From documentation of save.ffdf:
Using ‘save.ffdf’ automagically sets the ‘finalizer’s of the ‘ff’ vectors to ‘"close"’. This means that the data will be preserved on disk when the object is removed or the R sessions is closed. Data can be deleted either using ‘delete’ or by removing the directory where the object were saved (‘dir’).
I want to starting with a small ffdf data frame, add a bit new data at a time, and grow it on the disk. So I did a little experiment:
# in R
ffiris = as.ffdf(iris)
save.ffdf(ffiris, dir = "~/Desktop/iris")
# in bash
ls ~/Desktop/iris/
## ffiris$Petal.Length.ff ffiris$Petal.Width.ff ffiris$Sepal.Length.ff ffiris$Sepal.Width.ff ffiris$Species.ff
# in R
# add a new column
ffiris =transform(ffiris, new1 = rep(99, nrow(iris)))
rm(ffiris)
# in bash
ls ~/Desktop/iris/
## ffiris$Petal.Length.ff ffiris$Petal.Width.ff ffiris$Sepal.Length.ff ffiris$Sepal.Width.ff ffiris$Species.ff
It turns out it doesn't automatically update the ff data on disk when I remove ffiris. What about saving it manually?
# in R
# add a new column
ffiris =transform(ffiris, new1 = rep(99, nrow(iris)))
save.ffdf(ffiris, "~/Desktop/iris")
# in bash
ls ~/Desktop/iris/
## ffiris$Petal.Length.ff ffiris$Petal.Width.ff ffiris$Sepal.Length.ff ffiris$Sepal.Width.ff ffiris$Species.ff
Hmm, still no luck. Why?
What about removing the folder before saving?
# in R
ffiris = as.ffdf(iris)
unlink("~/Desktop/iris", recursive = TRUE, force = TRUE)
save.ffdf(ffiris, "~/Desktop/iris", overwrite = TRUE)
ffiris =transform(ffiris, new1 = rep(99, nrow(iris)))
unlink("~/Desktop/iris", recursive = TRUE, force = TRUE)
save.ffdf(ffiris, "~/Desktop/iris", overwrite = TRUE)
# in bash
ls ~/Desktop/iris/
# ls: /Users/ky/Desktop/iris/: No such file or directory
Even stranger. Even if this all works, it still would be terribly inefficient. I am looking for something like:
updateOnDisk(ffiris)
Could anyone help?
ff
and ffbase
offer out of memory R vectors, but introduce a reference semantics which can give problems with R idioms.

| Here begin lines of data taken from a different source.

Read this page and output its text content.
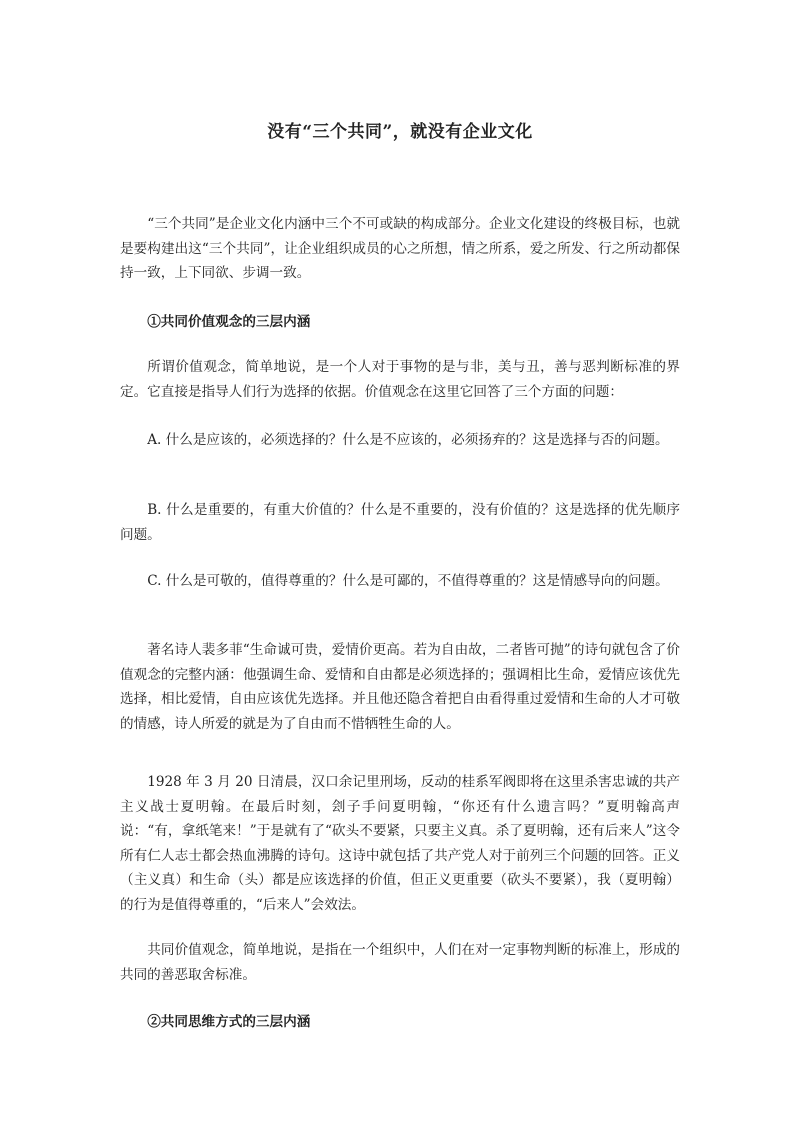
没有“三个共同”，就没有企业文化

“三个共同”是企业文化内涵中三个不可或缺的构成部分。企业文化建设的终极目标，也就是要构建出这“三个共同”，让企业组织成员的心之所想，情之所系，爱之所发、行之所动都保持一致，上下同欲、步调一致。

①共同价值观念的三层内涵

所谓价值观念，简单地说，是一个人对于事物的是与非，美与丑，善与恶判断标准的界定。它直接是指导人们行为选择的依据。价值观念在这里它回答了三个方面的问题：

A. 什么是应该的，必须选择的？什么是不应该的，必须扬弃的？这是选择与否的问题。

B. 什么是重要的，有重大价值的？什么是不重要的，没有价值的？这是选择的优先顺序问题。

C. 什么是可敬的，值得尊重的？什么是可鄙的，不值得尊重的？这是情感导向的问题。

著名诗人裴多菲“生命诚可贵，爱情价更高。若为自由故，二者皆可抛”的诗句就包含了价值观念的完整内涵：他强调生命、爱情和自由都是必须选择的；强调相比生命，爱情应该优先选择，相比爱情，自由应该优先选择。并且他还隐含着把自由看得重过爱情和生命的人才可敬的情感，诗人所爱的就是为了自由而不惜牺牲生命的人。

1928 年 3 月 20 日清晨，汉口余记里刑场，反动的桂系军阀即将在这里杀害忠诚的共产主义战士夏明翰。在最后时刻，刽子手问夏明翰，“你还有什么遗言吗？”夏明翰高声说：“有，拿纸笔来！”于是就有了“砍头不要紧，只要主义真。杀了夏明翰，还有后来人”这令所有仁人志士都会热血沸腾的诗句。这诗中就包括了共产党人对于前列三个问题的回答。正义（主义真）和生命（头）都是应该选择的价值，但正义更重要（砍头不要紧），我（夏明翰）的行为是值得尊重的，“后来人”会效法。

共同价值观念，简单地说，是指在一个组织中，人们在对一定事物判断的标准上，形成的共同的善恶取舍标准。

②共同思维方式的三层内涵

R is a functional programming language, meaning that functions do not change parameters and objects, but return modified copies. In ffbase
we implement functions in the R way, i.e. transform
returns a copy of the original ffdf data.frame
. This can be seen by looking at the filenames:
ffiris = as.ffdf(iris)
save.ffdf(ffiris, dir = "~/Desktop/iris")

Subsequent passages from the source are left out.